I assisted Richard Avedon for six years and watched a man who had spent almost forty years looking and judging, selecting and inventing, transforming his subjects into metaphors of his own meaning. He looked for inspiration everywhere. Work had become the source of his energy and he worked constantly often to exhaustion. Everything else in his life was secondary. I saw what was given up, what was gained and I learned just how imaginative, unrelenting and brave an artist must be.
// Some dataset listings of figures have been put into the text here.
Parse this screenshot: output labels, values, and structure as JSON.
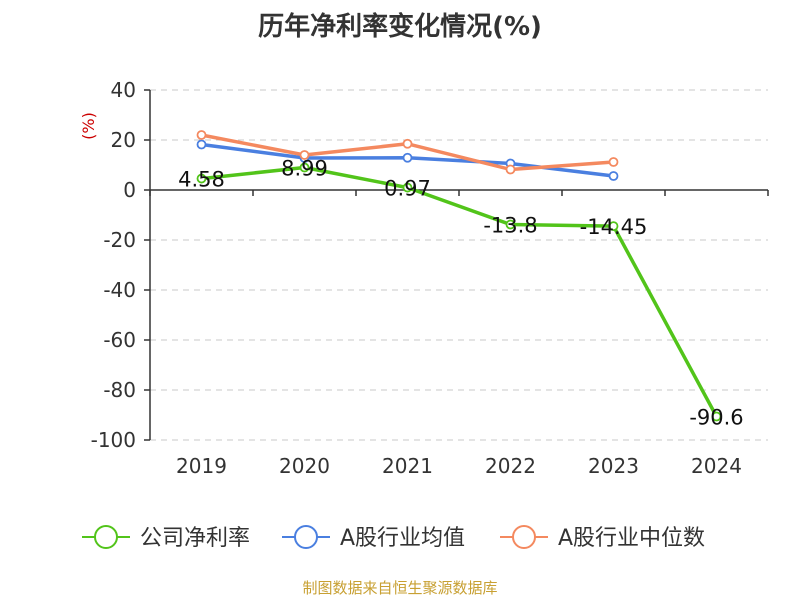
{
  "chart_data": {
    "type": "line",
    "title": "历年净利率变化情况(%)",
    "ylabel": "(%)",
    "categories": [
      "2019",
      "2020",
      "2021",
      "2022",
      "2023",
      "2024"
    ],
    "yticks": [
      40,
      20,
      0,
      -20,
      -40,
      -60,
      -80,
      -100
    ],
    "ylim": [
      -100,
      40
    ],
    "grid": true,
    "legend_position": "bottom",
    "series": [
      {
        "name": "公司净利率",
        "color": "#52c41a",
        "values": [
          4.58,
          8.99,
          0.97,
          -13.8,
          -14.45,
          -90.6
        ],
        "labels": [
          "4.58",
          "8.99",
          "0.97",
          "-13.8",
          "-14.45",
          "-90.6"
        ]
      },
      {
        "name": "A股行业均值",
        "color": "#4a7fe0",
        "values": [
          18.2,
          12.8,
          12.9,
          10.6,
          5.6,
          null
        ]
      },
      {
        "name": "A股行业中位数",
        "color": "#f4895f",
        "values": [
          22.0,
          14.0,
          18.5,
          8.2,
          11.2,
          null
        ]
      }
    ]
  },
  "footer": {
    "source": "制图数据来自恒生聚源数据库"
  }
}
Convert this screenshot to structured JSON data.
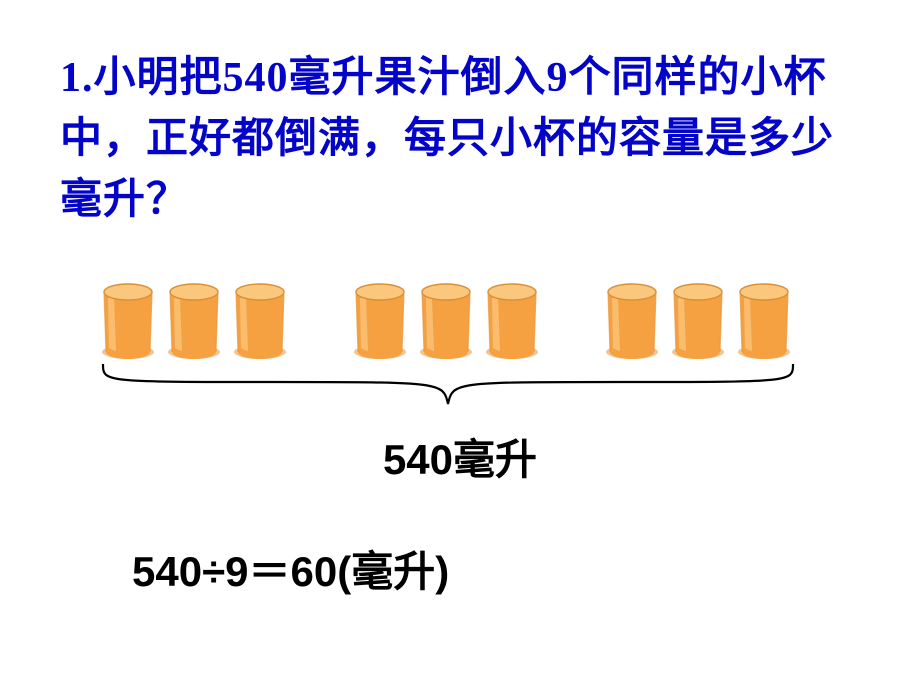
{
  "problem": {
    "number": "1.",
    "text_line1_a": "小明把",
    "text_line1_num1": "540",
    "text_line1_b": "毫升果汁倒入",
    "text_line1_num2": "9",
    "text_line1_c": "个同样的",
    "text_line2": "小杯中，正好都倒满，每只小杯的容",
    "text_line3": "量是多少毫升？",
    "color": "#0404C8"
  },
  "cups": {
    "count": 9,
    "groups": [
      3,
      3,
      3
    ],
    "juice_fill": "#f5a142",
    "juice_highlight": "#fbc77d",
    "glass_rim": "#d89038",
    "glass_side": "#e8953a"
  },
  "brace": {
    "stroke": "#000000",
    "stroke_width": 2.2
  },
  "total": {
    "value": "540",
    "unit": "毫升",
    "color": "#000000"
  },
  "equation": {
    "dividend": "540",
    "op1": "÷",
    "divisor": "9",
    "eq": "＝",
    "result": "60",
    "unit_open": "(",
    "unit": "毫升",
    "unit_close": ")",
    "color": "#000000"
  }
}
In the end Richard Avedon photographed 752 people, using 17,000 sheets of film. We worked in 17 states and 189 towns. From this collection he chose 123 photographs for the exhibition at the Amon Carter Museum. Mitch Wilder died on April 1, 1979 of leukemia after having been diagnosed only six weeks earlier. He never saw a photograph from the western project. The museum went forward with the project. In the end, the portraits were printed life-size and slightly larger to provoke a confrontation between the viewer and the subject. In life, you often can't really look at someone the way you would like to, you can't stare. It would be embarrassing. In movies and on television people move, but with these large portraits, you could stand in front of them and look for as long as you wanted. And the people looked back. There was an exchange. In that scale the photographs took on a life of their own. Dick said, "I know that sounds like fake modesty, or some Zen thing, but really I feel that these people are so powerful. When you look, really look, they say such varied things with their faces and their bodies. It's almost as if there was no photographer. I'm out of it. I feel the work now belongs to the people themselves. It's between them and you."